The TrywerynIf you want continuous grade 3 rapids at constant levels the mighty Tryweryn is the place to be, it is host to the National White Water Centre who for a small fee allow you to paddle this dam release river and put on a shuttle bus service. The river can be divided into two sections the upper and the lower. The upper is accessed from the top car park and you put on just below the river wide fish grate (the Chipper) this section is ran all the way down to the rafting get out just before the bottom car park. This section consists of fast moving grade 3 features you can challenge yourself by hitting some technical lines and eddies or have a boater X against your friends.
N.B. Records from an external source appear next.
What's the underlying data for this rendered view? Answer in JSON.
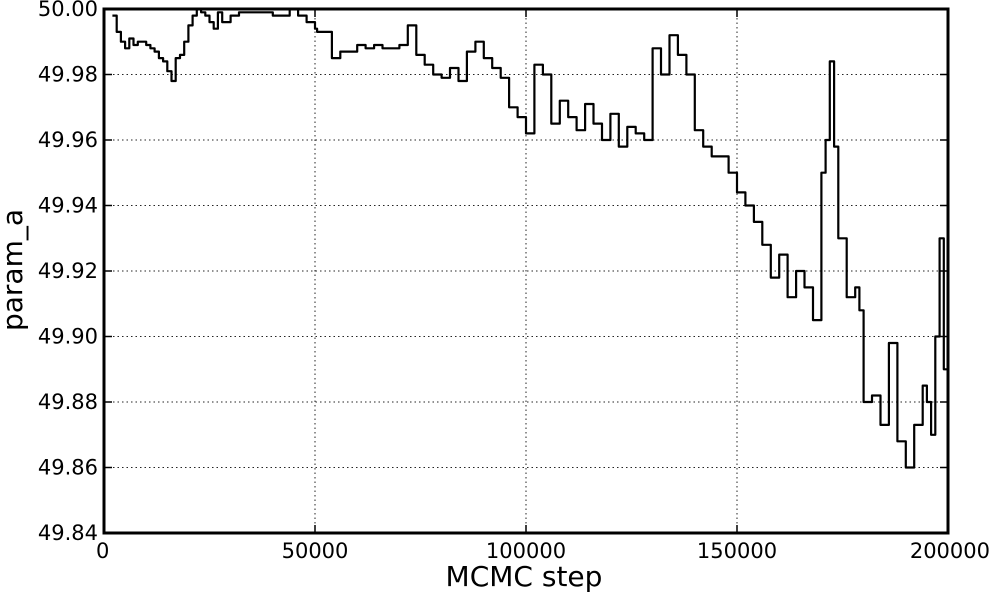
{
  "chart_data": {
    "type": "line",
    "title": "",
    "xlabel": "MCMC step",
    "ylabel": "param_a",
    "xlim": [
      0,
      200000
    ],
    "ylim": [
      49.84,
      50.0
    ],
    "xticks": [
      0,
      50000,
      100000,
      150000,
      200000
    ],
    "xtick_labels": [
      "0",
      "50000",
      "100000",
      "150000",
      "200000"
    ],
    "yticks": [
      49.84,
      49.86,
      49.88,
      49.9,
      49.92,
      49.94,
      49.96,
      49.98,
      50.0
    ],
    "ytick_labels": [
      "49.84",
      "49.86",
      "49.88",
      "49.90",
      "49.92",
      "49.94",
      "49.96",
      "49.98",
      "50.00"
    ],
    "grid": true,
    "line_color": "#000000",
    "series": [
      {
        "x": [
          2000,
          3000,
          4000,
          5000,
          6000,
          7000,
          8000,
          9000,
          10000,
          11000,
          12000,
          13000,
          14000,
          15000,
          16000,
          17000,
          18000,
          19000,
          20000,
          21000,
          22000,
          23000,
          24000,
          25000,
          26000,
          27000,
          28000,
          30000,
          32000,
          34000,
          36000,
          38000,
          40000,
          42000,
          44000,
          46000,
          48000,
          50000,
          50500,
          52000,
          54000,
          56000,
          58000,
          60000,
          62000,
          64000,
          66000,
          68000,
          70000,
          72000,
          74000,
          76000,
          78000,
          80000,
          82000,
          84000,
          86000,
          88000,
          90000,
          92000,
          94000,
          96000,
          98000,
          100000,
          102000,
          104000,
          106000,
          108000,
          110000,
          112000,
          114000,
          116000,
          118000,
          120000,
          122000,
          124000,
          126000,
          128000,
          130000,
          132000,
          134000,
          136000,
          138000,
          140000,
          142000,
          144000,
          146000,
          148000,
          150000,
          152000,
          154000,
          156000,
          158000,
          160000,
          162000,
          164000,
          166000,
          168000,
          170000,
          171000,
          172000,
          173000,
          174000,
          176000,
          178000,
          179000,
          180000,
          182000,
          184000,
          186000,
          188000,
          190000,
          192000,
          194000,
          195000,
          196000,
          197000,
          198000,
          199000,
          200000
        ],
        "y": [
          49.998,
          49.993,
          49.99,
          49.988,
          49.991,
          49.989,
          49.99,
          49.99,
          49.989,
          49.988,
          49.987,
          49.985,
          49.984,
          49.981,
          49.978,
          49.985,
          49.986,
          49.99,
          49.995,
          49.998,
          50.0,
          49.999,
          49.998,
          49.996,
          49.994,
          49.999,
          49.996,
          49.998,
          49.999,
          49.999,
          49.999,
          49.999,
          49.998,
          49.998,
          50.0,
          49.998,
          49.996,
          49.994,
          49.993,
          49.993,
          49.985,
          49.987,
          49.987,
          49.989,
          49.988,
          49.989,
          49.988,
          49.988,
          49.989,
          49.995,
          49.986,
          49.983,
          49.98,
          49.979,
          49.982,
          49.978,
          49.987,
          49.99,
          49.985,
          49.982,
          49.979,
          49.97,
          49.967,
          49.962,
          49.983,
          49.98,
          49.965,
          49.972,
          49.967,
          49.963,
          49.971,
          49.965,
          49.96,
          49.968,
          49.958,
          49.964,
          49.962,
          49.96,
          49.988,
          49.98,
          49.992,
          49.986,
          49.98,
          49.963,
          49.958,
          49.955,
          49.955,
          49.95,
          49.944,
          49.94,
          49.935,
          49.928,
          49.918,
          49.925,
          49.912,
          49.92,
          49.915,
          49.905,
          49.95,
          49.96,
          49.984,
          49.958,
          49.93,
          49.912,
          49.915,
          49.908,
          49.88,
          49.882,
          49.873,
          49.898,
          49.868,
          49.86,
          49.873,
          49.885,
          49.88,
          49.87,
          49.9,
          49.93,
          49.89,
          49.855
        ]
      }
    ]
  }
}
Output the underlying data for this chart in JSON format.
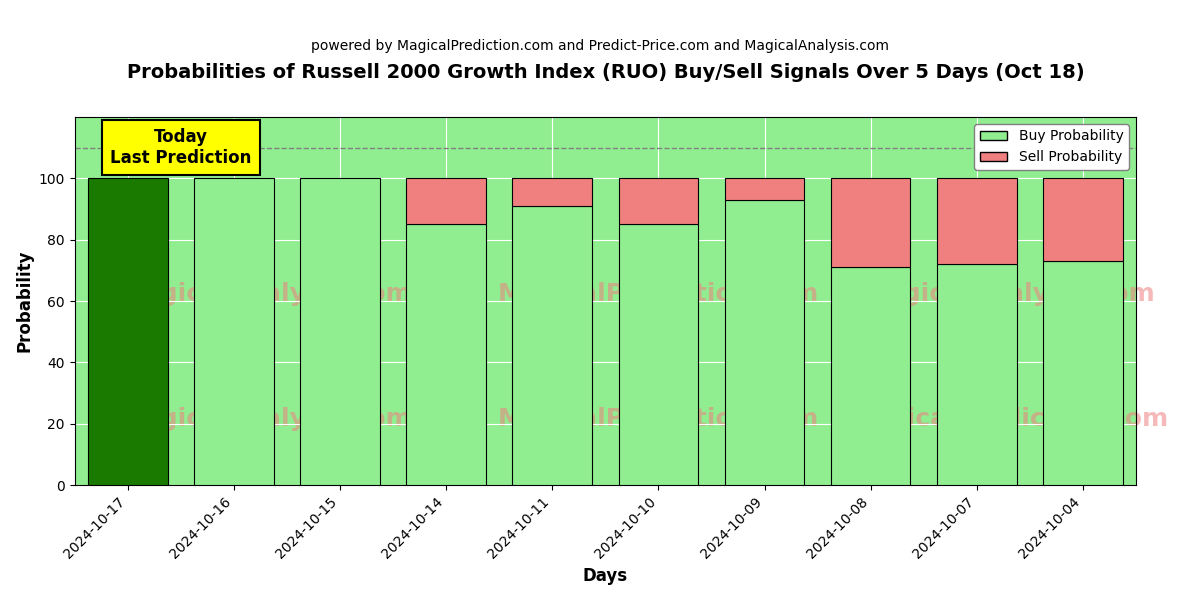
{
  "title": "Probabilities of Russell 2000 Growth Index (RUO) Buy/Sell Signals Over 5 Days (Oct 18)",
  "subtitle": "powered by MagicalPrediction.com and Predict-Price.com and MagicalAnalysis.com",
  "xlabel": "Days",
  "ylabel": "Probability",
  "categories": [
    "2024-10-17",
    "2024-10-16",
    "2024-10-15",
    "2024-10-14",
    "2024-10-11",
    "2024-10-10",
    "2024-10-09",
    "2024-10-08",
    "2024-10-07",
    "2024-10-04"
  ],
  "buy_values": [
    100,
    100,
    100,
    85,
    91,
    85,
    93,
    71,
    72,
    73
  ],
  "sell_values": [
    0,
    0,
    0,
    15,
    9,
    15,
    7,
    29,
    28,
    27
  ],
  "today_bar_color": "#1a7a00",
  "other_buy_color": "#90ee90",
  "sell_color": "#f08080",
  "today_box_color": "#ffff00",
  "today_label": "Today\nLast Prediction",
  "ylim": [
    0,
    120
  ],
  "yticks": [
    0,
    20,
    40,
    60,
    80,
    100
  ],
  "dashed_line_y": 110,
  "plot_bg_color": "#90ee90",
  "background_color": "#ffffff",
  "legend_buy_label": "Buy Probability",
  "legend_sell_label": "Sell Probability",
  "bar_edge_color": "#000000",
  "bar_linewidth": 0.8,
  "bar_width": 0.75
}
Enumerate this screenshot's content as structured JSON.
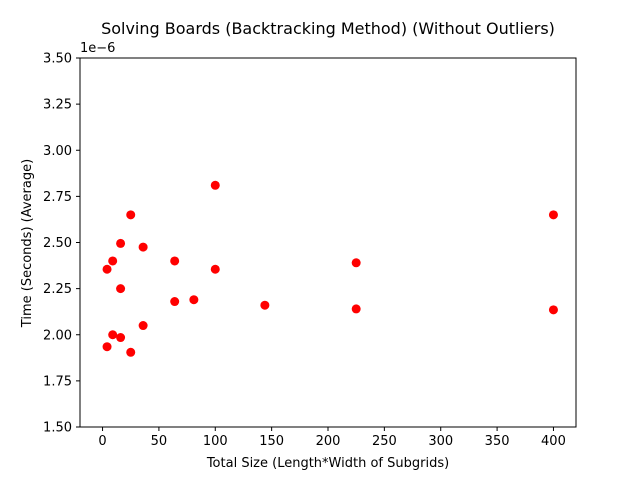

The lower is a mellower grade 2 with lots of technical boulder rapids until at the end of the run where you reach Balla Mill Falls a grade 3+ drop that can be inspected and portaged easily to the right down a well signposted mill stream. The get out is the car park on the right of the river just after the A494 road bridge. The river is dam release so you will need to check on the National White Water Centre’s website before making the trip, but itusually releases at the weekends, watch out for rafts!


Park and Huck

The LlygwyIf you are feeling adventurous and enjoy falling off things with a little more height there are a few places where you can run some exciting features even if the rest of the river is too low to paddle. Rivers such as the Llygwy play host to many features which are easily accessed by road. When parking and hucking always remember risk vs reward and take into consideration your own personal skill level. If you feel like your skilled enough to go huck, buy a guidebook and go explore!


To conclude there is plenty of stuff for the North Wales white water paddler to get stuck into even in the height of the summer. So there is no need to put your kayak to bed get out there and I will see you on the water.